In the early years of wide spread narcotic trafficking, well organized gangs that operated under strict rules ran the trade. They were violent and chaotic, but the violence and chaos was manageable. Then the cops decided to chop the heads off the drug gangs, thinking the organizations would die or be great diminished. Instead, the bits and pieces of the shattered organizations became block-by-block street gangs, making war with one another over drug corners and sneakers.
The collapse of Christianity in the West has followed a similar pattern. The various national and regional expressions of Christianity provided order and rationality to human belief. The slow motion collapse of these organizations resulted in crackpot death cults like Nazism, Marxism and Bolshevism. Today we have various forms of nature worship and minoritism, which are just as nutty and self-destructive, just less bloody so far.
J. B. S Haldane identified fanaticism as one of the four important inventions, which he associated with the Judeo-Christian tradition. He was mistaken.

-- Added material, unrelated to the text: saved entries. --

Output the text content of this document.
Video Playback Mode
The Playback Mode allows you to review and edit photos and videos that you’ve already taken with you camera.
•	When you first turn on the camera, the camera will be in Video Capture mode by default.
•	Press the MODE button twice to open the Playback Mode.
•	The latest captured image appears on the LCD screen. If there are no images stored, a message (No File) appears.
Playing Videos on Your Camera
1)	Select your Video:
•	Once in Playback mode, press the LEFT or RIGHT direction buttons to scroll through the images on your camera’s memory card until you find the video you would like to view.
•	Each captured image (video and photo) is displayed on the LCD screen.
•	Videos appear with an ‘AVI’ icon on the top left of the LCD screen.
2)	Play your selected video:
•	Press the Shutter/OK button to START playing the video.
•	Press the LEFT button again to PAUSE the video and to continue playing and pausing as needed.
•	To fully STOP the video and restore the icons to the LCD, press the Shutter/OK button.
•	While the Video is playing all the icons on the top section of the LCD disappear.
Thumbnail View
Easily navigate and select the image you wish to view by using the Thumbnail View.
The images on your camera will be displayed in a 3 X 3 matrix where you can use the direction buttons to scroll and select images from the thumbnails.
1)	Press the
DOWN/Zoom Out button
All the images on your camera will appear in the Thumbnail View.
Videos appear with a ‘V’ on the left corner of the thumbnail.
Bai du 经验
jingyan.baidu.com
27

The Greeks figured out that men would fight harder when they had a reason to fight. In all probability, fanaticism evolved not long after man had a reason to believe. Like belief, it is something that is a permanent feature of the human condition.

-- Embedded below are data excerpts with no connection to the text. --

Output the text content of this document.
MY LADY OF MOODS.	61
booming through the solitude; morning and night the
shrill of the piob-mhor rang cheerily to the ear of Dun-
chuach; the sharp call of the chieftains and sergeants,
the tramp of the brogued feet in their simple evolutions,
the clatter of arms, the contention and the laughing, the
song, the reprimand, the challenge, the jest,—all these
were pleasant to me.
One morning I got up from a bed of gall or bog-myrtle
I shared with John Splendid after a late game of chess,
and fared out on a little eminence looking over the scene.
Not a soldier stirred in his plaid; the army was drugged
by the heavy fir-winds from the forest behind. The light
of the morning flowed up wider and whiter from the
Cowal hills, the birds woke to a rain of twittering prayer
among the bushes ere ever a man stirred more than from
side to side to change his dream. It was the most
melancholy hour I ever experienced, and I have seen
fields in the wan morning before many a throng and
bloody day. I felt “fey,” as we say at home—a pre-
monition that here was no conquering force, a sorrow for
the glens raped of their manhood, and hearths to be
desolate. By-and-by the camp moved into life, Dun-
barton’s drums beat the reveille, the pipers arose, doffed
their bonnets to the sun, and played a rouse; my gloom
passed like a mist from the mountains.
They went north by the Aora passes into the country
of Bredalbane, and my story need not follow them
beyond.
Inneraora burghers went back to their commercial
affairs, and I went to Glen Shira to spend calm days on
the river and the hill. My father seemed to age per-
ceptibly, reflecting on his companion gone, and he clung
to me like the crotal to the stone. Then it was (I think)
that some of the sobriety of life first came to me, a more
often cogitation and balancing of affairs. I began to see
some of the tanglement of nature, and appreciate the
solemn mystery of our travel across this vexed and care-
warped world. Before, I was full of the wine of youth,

Humanity staggered along through the agrarian age with religions that helped make agrarian life sustainable. Christianity eventually allowed the West to advance beyond sustenance farming and finally became an asset in the rapid technological advance of the West. Whether or not the new religions will be an asset or the undoing of the West is impossible to know from where we sit. What we know is people will keep believing in something with some portion falling for it fanatically.